Away from Washington, Saudi Arabia’s Public Investment Fund PIF has submitted a bid to acquire Electronic Arts in a leveraged buyout valued at roughly 55 billion dollars. Partnering with Silver Lake and Affinity Partners, the consortium has offered 210 dollars a share, representing a premium of nearly 25%. The structure includes 36 billion dollars in equity, leveraging PIF’s existing 9.9% stake in EA, and 20 billion dollars in debt financing led by JPMorgan Chase. While execution will take time, this stands as one of the largest gaming deals in history and underscores the fund’s ambition to shape global entertainment.
In commodities, the yellow metal surged through fresh record highs above 3,850 dollars an ounce, supported not only by speculative flows but also by structural demand. Central banks remain active buyers as part of reserve diversification, institutional portfolios have lifted allocations above the traditional 5% benchmark in an increasingly popular view, and gold’s low correlation with equities strengthens its appeal.

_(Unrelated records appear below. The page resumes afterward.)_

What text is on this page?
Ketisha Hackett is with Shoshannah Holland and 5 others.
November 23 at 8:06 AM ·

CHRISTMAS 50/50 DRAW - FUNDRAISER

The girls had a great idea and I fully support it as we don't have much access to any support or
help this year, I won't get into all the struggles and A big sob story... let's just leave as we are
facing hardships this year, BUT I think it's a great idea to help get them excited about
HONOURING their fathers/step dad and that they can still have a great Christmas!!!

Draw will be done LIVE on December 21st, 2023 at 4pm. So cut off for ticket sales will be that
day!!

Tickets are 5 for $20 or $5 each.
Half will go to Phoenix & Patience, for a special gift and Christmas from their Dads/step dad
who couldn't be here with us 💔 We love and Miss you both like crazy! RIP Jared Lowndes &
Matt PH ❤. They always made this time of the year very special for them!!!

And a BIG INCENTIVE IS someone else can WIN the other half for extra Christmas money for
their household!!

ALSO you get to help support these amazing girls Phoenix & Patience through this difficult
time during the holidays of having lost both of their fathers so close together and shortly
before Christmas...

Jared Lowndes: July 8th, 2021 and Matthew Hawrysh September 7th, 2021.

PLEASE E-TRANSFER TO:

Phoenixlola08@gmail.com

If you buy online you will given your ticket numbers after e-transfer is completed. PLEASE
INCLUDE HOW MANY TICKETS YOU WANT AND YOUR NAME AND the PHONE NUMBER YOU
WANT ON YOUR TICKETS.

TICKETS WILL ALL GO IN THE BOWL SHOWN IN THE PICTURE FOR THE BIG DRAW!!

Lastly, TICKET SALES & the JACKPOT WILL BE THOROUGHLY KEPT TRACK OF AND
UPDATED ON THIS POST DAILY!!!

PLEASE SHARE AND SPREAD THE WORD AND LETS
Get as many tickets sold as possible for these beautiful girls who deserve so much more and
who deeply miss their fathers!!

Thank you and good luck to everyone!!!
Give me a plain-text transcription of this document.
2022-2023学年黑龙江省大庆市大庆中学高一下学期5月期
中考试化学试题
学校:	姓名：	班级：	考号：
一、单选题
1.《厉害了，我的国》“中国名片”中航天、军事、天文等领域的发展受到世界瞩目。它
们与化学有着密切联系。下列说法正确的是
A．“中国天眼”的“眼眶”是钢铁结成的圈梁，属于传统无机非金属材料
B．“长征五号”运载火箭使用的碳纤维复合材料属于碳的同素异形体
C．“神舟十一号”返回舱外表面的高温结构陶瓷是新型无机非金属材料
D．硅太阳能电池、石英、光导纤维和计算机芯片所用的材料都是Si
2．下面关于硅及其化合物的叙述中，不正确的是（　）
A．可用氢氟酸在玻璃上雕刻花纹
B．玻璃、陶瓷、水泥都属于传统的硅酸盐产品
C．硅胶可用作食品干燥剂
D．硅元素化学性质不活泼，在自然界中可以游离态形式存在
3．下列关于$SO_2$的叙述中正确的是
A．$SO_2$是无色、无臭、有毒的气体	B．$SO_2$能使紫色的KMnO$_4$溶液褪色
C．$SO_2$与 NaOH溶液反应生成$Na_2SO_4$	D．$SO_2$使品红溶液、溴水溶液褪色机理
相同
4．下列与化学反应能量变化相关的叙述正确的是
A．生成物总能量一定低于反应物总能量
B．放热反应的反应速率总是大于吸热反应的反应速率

Macro conditions add further support with the Fed remains on a path toward rate cuts, labor market indicators are softening and US equity valuations sit at stretched levels. Against this backdrop, gold stands on solid footing as both a hedge and a diversifier.
Selling gold at this juncture is proving costly, with profit-taking swiftly absorbed by demand. Short-term fatigue may emerge, but the ceiling on further gains appears fragile, reinforcing gold’s position.
The day ahead…
The Reserve Bank of Australia RBA is widely expected to keep rates unchanged at 3.60%. In the US, JOLTS job openings for August will be watched, with consensus pointing to 7.17 million versus 7.18 million previously. A modest decline would add to the narrative of a softening labor market. For most, the center of attention is the development of the government shutdown and any potential last minute resolutions.